20 Books by Women Academics that Changed Tourism

20 Books by Women Academics that Changed Tourism

As we previously highlighted expert women are often overlooked when it comes to talking at conferences or in the media. In fact, expert women are even overlooked when it comes to citing academic sources in journal articles and books. Visibilising women authors during academic book week is just one step on the road to equality, so EiT has selected 20 books by women academics that we think have changed tourism. This week we will celebrate four books by women authors each day.

The first author needs no introduction and any tourism student should be able to cite this book from memory. Hosts and Guests written in 1977 by Valene Smith is the pivotal text on anthropology and tourism, it is the go-to text when trying to theorise the relationships between diverse populations. Certainly, since the late 70s, there has been some movement to problematize the dichotomous categorization of hosts and guests, but a quick look into visa requirements tells us that for some peoples these categorisations still sadly ring true. Even though it is Hosts and Guests that made Valene a household name among tourism academics, her autobiographical book Stereopticon: Entry to a Life of Travel and Tourism Research is the one that we would like to celebrate here.
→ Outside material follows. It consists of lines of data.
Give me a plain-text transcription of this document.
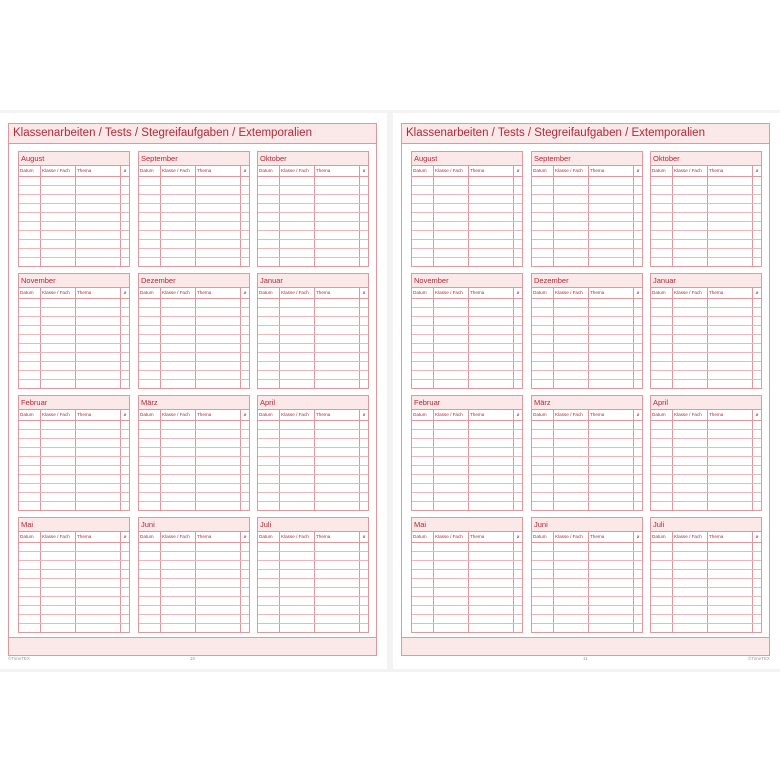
Klassenarbeiten / Tests / Stegreifaufgaben / Extemporalien
August
Datum	Klasse / Fach	Thema	ø
September
Datum	Klasse / Fach	Thema	ø
Oktober
Datum	Klasse / Fach	Thema	ø
November
Datum	Klasse / Fach	Thema	ø
Dezember
Datum	Klasse / Fach	Thema	ø
Januar
Datum	Klasse / Fach	Thema	ø
Februar
Datum	Klasse / Fach	Thema	ø
März
Datum	Klasse / Fach	Thema	ø
April
Datum	Klasse / Fach	Thema	ø
Mai
Datum	Klasse / Fach	Thema	ø
Juni
Datum	Klasse / Fach	Thema	ø
Juli
Datum	Klasse / Fach	Thema	ø
Klassenarbeiten / Tests / Stegreifaufgaben / Extemporalien
August
Datum	Klasse / Fach	Thema	ø
September
Datum	Klasse / Fach	Thema	ø
Oktober
Datum	Klasse / Fach	Thema	ø
November
Datum	Klasse / Fach	Thema	ø
Dezember
Datum	Klasse / Fach	Thema	ø
Januar
Datum	Klasse / Fach	Thema	ø
Februar
Datum	Klasse / Fach	Thema	ø
März
Datum	Klasse / Fach	Thema	ø
April
Datum	Klasse / Fach	Thema	ø
Mai
Datum	Klasse / Fach	Thema	ø
Juni
Datum	Klasse / Fach	Thema	ø
Juli
Datum	Klasse / Fach	Thema	ø
©TimeTEX	10	11	©TimeTEX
Autobiographical writing is a style many tourism academics struggle with as they attempt to portray themselves removed from their research, an objective observer.
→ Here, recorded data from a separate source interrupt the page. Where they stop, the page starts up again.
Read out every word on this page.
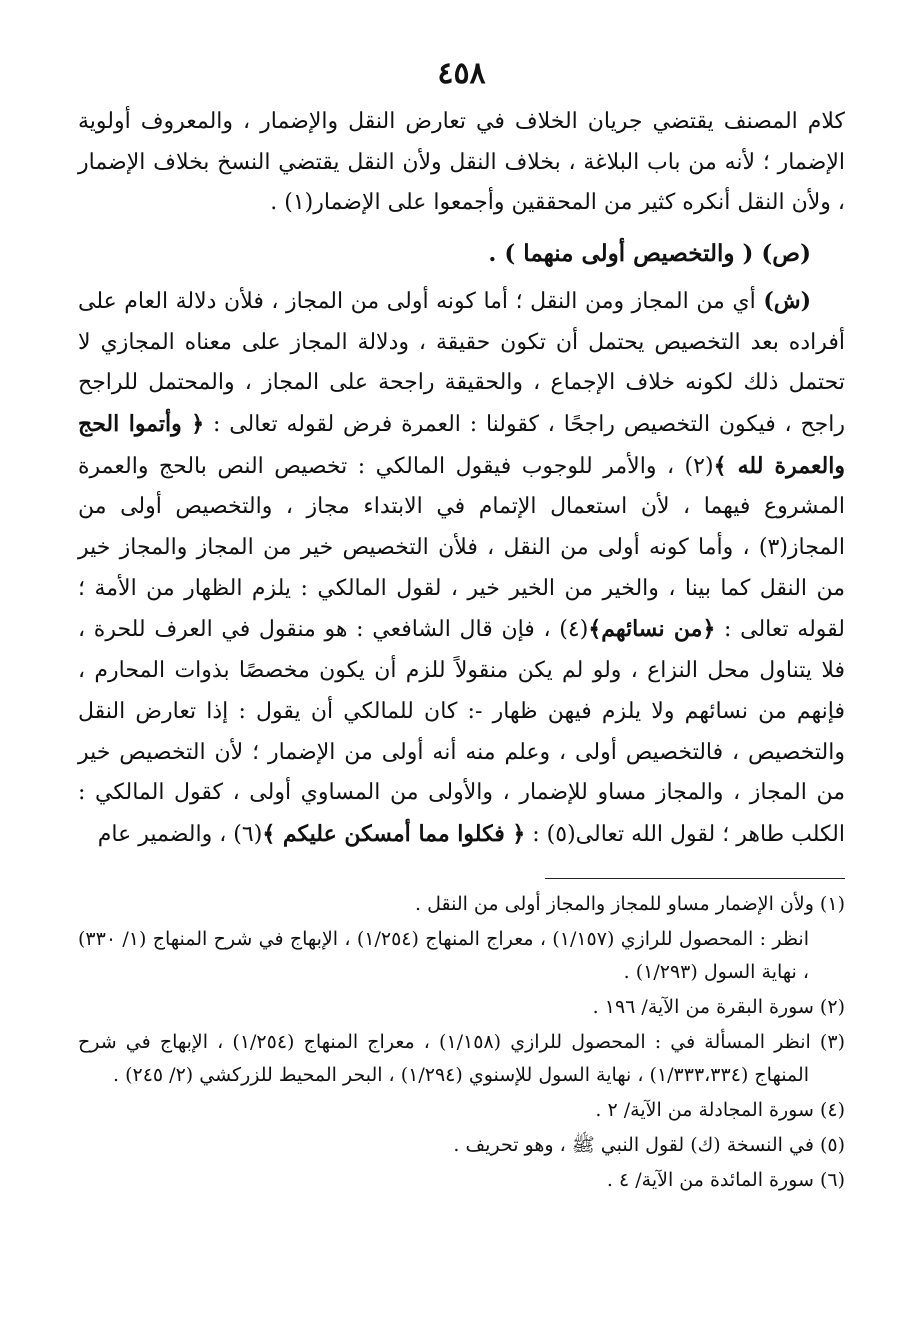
٤٥٨

كلام المصنف يقتضي جريان الخلاف في تعارض النقل والإضمار ، والمعروف أولوية الإضمار ؛ لأنه من باب البلاغة ، بخلاف النقل ولأن النقل يقتضي النسخ بخلاف الإضمار ، ولأن النقل أنكره كثير من المحققين وأجمعوا على الإضمار(١) .

(ص) ( والتخصيص أولى منهما ) .

(ش) أي من المجاز ومن النقل ؛ أما كونه أولى من المجاز ، فلأن دلالة العام على أفراده بعد التخصيص يحتمل أن تكون حقيقة ، ودلالة المجاز على معناه المجازي لا تحتمل ذلك لكونه خلاف الإجماع ، والحقيقة راجحة على المجاز ، والمحتمل للراجح راجح ، فيكون التخصيص راجحًا ، كقولنا : العمرة فرض لقوله تعالى : ﴿ وأتموا الحج والعمرة لله ﴾(٢) ، والأمر للوجوب فيقول المالكي : تخصيص النص بالحج والعمرة المشروع فيهما ، لأن استعمال الإتمام في الابتداء مجاز ، والتخصيص أولى من المجاز(٣) ، وأما كونه أولى من النقل ، فلأن التخصيص خير من المجاز والمجاز خير من النقل كما بينا ، والخير من الخير خير ، لقول المالكي : يلزم الظهار من الأمة ؛ لقوله تعالى : ﴿من نسائهم﴾(٤) ، فإن قال الشافعي : هو منقول في العرف للحرة ، فلا يتناول محل النزاع ، ولو لم يكن منقولاً للزم أن يكون مخصصًا بذوات المحارم ، فإنهم من نسائهم ولا يلزم فيهن ظهار -: كان للمالكي أن يقول : إذا تعارض النقل والتخصيص ، فالتخصيص أولى ، وعلم منه أنه أولى من الإضمار ؛ لأن التخصيص خير من المجاز ، والمجاز مساو للإضمار ، والأولى من المساوي أولى ، كقول المالكي : الكلب طاهر ؛ لقول الله تعالى(٥) : ﴿ فكلوا مما أمسكن عليكم ﴾(٦) ، والضمير عام

(١) ولأن الإضمار مساو للمجاز والمجاز أولى من النقل .

انظر : المحصول للرازي (١/١٥٧) ، معراج المنهاج (١/٢٥٤) ، الإبهاج في شرح المنهاج (١/ ٣٣٠) ، نهاية السول (١/٢٩٣) .

(٢) سورة البقرة من الآية/ ١٩٦ .

(٣) انظر المسألة في : المحصول للرازي (١/١٥٨) ، معراج المنهاج (١/٢٥٤) ، الإبهاج في شرح المنهاج (١/٣٣٣،٣٣٤) ، نهاية السول للإسنوي (١/٢٩٤) ، البحر المحيط للزركشي (٢/ ٢٤٥) .

(٤) سورة المجادلة من الآية/ ٢ .

(٥) في النسخة (ك) لقول النبي ﷺ ، وهو تحريف .

(٦) سورة المائدة من الآية/ ٤ .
Another author who has found her way into many tourism scholars’ reading and reference lists is

Taken from: https://commons.wikimedia.org/wiki/File:Cynthia_Enloe_at_Franklin_%26_Marshall_College.jpg

Cynthia Enloe. Cynthia writes on international relations and politics, but it is her book Bananas, Beaches and Bases: Making Feminist Sense of International Politics written in 1990 that argued for tourism to be taken seriously by political commentators. It is for this advocacy alongside her positioning of women’s lives as central to political analysis that we would like to celebrate this book. Disappointingly, Enloe’s assertion that the tourism industry needs women and women’s work to remain underappreciated and underpaid for us to be able to enjoy cheap holidays to far-flung destinations is still an accurate depiction of the tourism industry in many destinations.

 

In the mid to late 90s, we began to see an emerging trajectory of gender and tourism research. Gender, Work and Tourism, published in 1997 was an edited volume specifically focusing on women as the producers of tourism experiences and gender relations in destination regions. The book acknowledged the cultural and economic differences between ‘hosts’ and ‘guests’, but also incorporated a burgeoning emphasis on the intersectional nature of ‘hosts’. The early focus on race, religion, and gender has led this book to earn its place on the shelves of those researchers analysing tourism and work and while Professor Thea Sinclair is no longer with us, her books and ideas will live on through our work and our students.

Margaret Swain is perhaps the most known name to those studying tourism and gender, or gender in tourism. In Margaret Byrne Swain and Janet Henshall Momsen’s edited book, Gender/Tourism/Fun (?) gender is concretely defined as both social and cultural constructions, which relate to both women and men. This book is particularly prominent for its introduction of sexuality and hegemonic masculinities, and it has been utilised in tourism research that understands gender as a dynamic process. This perspective would grow in importance as academics began to question the reification of their own work, not just as it relates to gender, but also to other categories of identity and experience.